Its not a big whinge but a Harrier just buzzed my house and rattled all me windows he's doing approach circuits ready for the air show on Sunday.
 
I bet you like glue as well Cheesy although I must admit thats something not to be sniffed at ( did I just say that :oops: )
 
Medvedya said:
Political Correctness - the best one I've heard recently was 'Differently Abled'

Hmm, If personally I was in a wheelchair and someone described me as 'Differently Abled' I'd run over their foot!


The fapping "Garden Bunny" and "The Ten Suggestions"! :evil:
 
BombTaxi said:
What are they? :?:

"Politically Correct" versions of The Ten Commandments and the Easter Bunny for atheists.

If you don't believe in a religion and its workings, don't steal its parts and rename them.
 
I can just see it:

1) Thou art strongly recommended not to kill.
2) Thee really shouldn't steal.
3) We think it highly inadvisable that thou should covet thy neighbour's wife...

:rolleyes:
 
Gotta have a whine about what happened today - I do this little Saturday job at our local dry-cleaners.
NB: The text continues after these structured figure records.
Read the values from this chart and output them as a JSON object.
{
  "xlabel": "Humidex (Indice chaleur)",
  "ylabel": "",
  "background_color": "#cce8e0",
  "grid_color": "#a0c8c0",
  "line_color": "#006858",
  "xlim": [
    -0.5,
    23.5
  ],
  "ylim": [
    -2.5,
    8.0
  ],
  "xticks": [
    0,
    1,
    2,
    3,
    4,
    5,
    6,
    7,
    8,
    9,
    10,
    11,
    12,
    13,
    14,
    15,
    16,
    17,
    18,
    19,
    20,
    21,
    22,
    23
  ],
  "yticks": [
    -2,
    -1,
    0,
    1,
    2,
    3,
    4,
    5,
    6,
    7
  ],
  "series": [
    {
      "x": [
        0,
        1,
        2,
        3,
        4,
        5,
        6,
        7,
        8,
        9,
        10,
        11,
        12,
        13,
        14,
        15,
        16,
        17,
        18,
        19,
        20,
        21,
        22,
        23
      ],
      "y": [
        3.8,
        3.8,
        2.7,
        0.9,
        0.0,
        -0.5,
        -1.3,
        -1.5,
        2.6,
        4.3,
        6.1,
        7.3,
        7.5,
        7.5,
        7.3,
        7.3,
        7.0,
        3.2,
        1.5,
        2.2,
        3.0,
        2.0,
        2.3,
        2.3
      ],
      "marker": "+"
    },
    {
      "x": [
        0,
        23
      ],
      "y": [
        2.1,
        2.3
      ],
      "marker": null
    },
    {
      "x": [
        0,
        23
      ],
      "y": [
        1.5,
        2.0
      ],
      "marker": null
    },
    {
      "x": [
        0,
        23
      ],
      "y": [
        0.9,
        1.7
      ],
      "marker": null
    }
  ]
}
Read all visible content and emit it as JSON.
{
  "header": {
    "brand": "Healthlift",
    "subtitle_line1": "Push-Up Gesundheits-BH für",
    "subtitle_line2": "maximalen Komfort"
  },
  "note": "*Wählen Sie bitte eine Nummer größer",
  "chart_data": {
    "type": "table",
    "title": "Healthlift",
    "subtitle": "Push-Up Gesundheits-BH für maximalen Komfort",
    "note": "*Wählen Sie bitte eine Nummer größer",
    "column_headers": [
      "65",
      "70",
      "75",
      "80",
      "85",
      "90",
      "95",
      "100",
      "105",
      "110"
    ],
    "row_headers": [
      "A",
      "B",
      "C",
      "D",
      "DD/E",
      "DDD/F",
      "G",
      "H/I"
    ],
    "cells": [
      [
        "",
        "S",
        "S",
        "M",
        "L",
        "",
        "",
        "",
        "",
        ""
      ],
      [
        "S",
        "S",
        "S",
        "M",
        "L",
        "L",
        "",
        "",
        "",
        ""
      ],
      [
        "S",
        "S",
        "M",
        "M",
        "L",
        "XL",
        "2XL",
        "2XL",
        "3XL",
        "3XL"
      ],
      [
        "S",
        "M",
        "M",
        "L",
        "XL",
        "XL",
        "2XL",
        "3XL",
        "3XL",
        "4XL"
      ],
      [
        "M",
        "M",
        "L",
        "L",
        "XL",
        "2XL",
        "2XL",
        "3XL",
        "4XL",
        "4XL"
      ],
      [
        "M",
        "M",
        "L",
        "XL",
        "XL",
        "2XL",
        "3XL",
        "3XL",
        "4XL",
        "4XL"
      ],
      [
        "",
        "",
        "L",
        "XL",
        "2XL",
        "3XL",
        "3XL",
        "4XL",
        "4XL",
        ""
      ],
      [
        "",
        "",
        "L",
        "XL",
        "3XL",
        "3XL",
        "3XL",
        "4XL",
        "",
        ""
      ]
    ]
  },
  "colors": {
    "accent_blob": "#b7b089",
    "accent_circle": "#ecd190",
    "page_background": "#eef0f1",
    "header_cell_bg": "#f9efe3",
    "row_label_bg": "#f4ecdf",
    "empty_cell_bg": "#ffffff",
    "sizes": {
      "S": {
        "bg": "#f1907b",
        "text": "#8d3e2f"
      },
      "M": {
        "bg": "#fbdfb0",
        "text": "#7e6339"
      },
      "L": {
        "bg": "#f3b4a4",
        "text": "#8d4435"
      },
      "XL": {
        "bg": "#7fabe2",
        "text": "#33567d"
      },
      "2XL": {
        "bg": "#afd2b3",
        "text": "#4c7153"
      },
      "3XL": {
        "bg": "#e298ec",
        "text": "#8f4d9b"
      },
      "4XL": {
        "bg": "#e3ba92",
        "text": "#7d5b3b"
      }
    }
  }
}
Guy comes in with this coat, complaining that we put marks on it. Calls me and the female assistant I was with cnuts, and robbers, and keeps repeating the words 'piece of crap'. Boy, I was itching to wrap the pole we use to hook garments off the rails round his ugly balding head.

Maybe I'm old-fashioned, but talk like that, especially towards girls, is totally out of line, whatever has happened.

I'm glad to say though, we just asked him to sign the receipt and that we would get the manager to sort it all out, which he did, although adding 'piece of crap' underneath as well - just in case we missed noticing what a complete arseloch he was.

Far as I'm concerned, if I'm running the shop and he comes in again, he's fecking barred.
 
No What should do Med is find one of those furry caterpillars and let it crawl around the collar even if it is analyzed it will only show spores and nothing to do with a dry cleaners my mate had one of those creatures do it on his coat and the spores got on his neck he looked like Jabber the Hut the next day.
 
Nice idea! He he - Originally, I thought that, as we have all his address details, to sign him up for every single mail marketing thing we could find. He goes off on holiday, and when he comes back, he can't open the door due to the massive piles of junk mail that have collected on the doormat!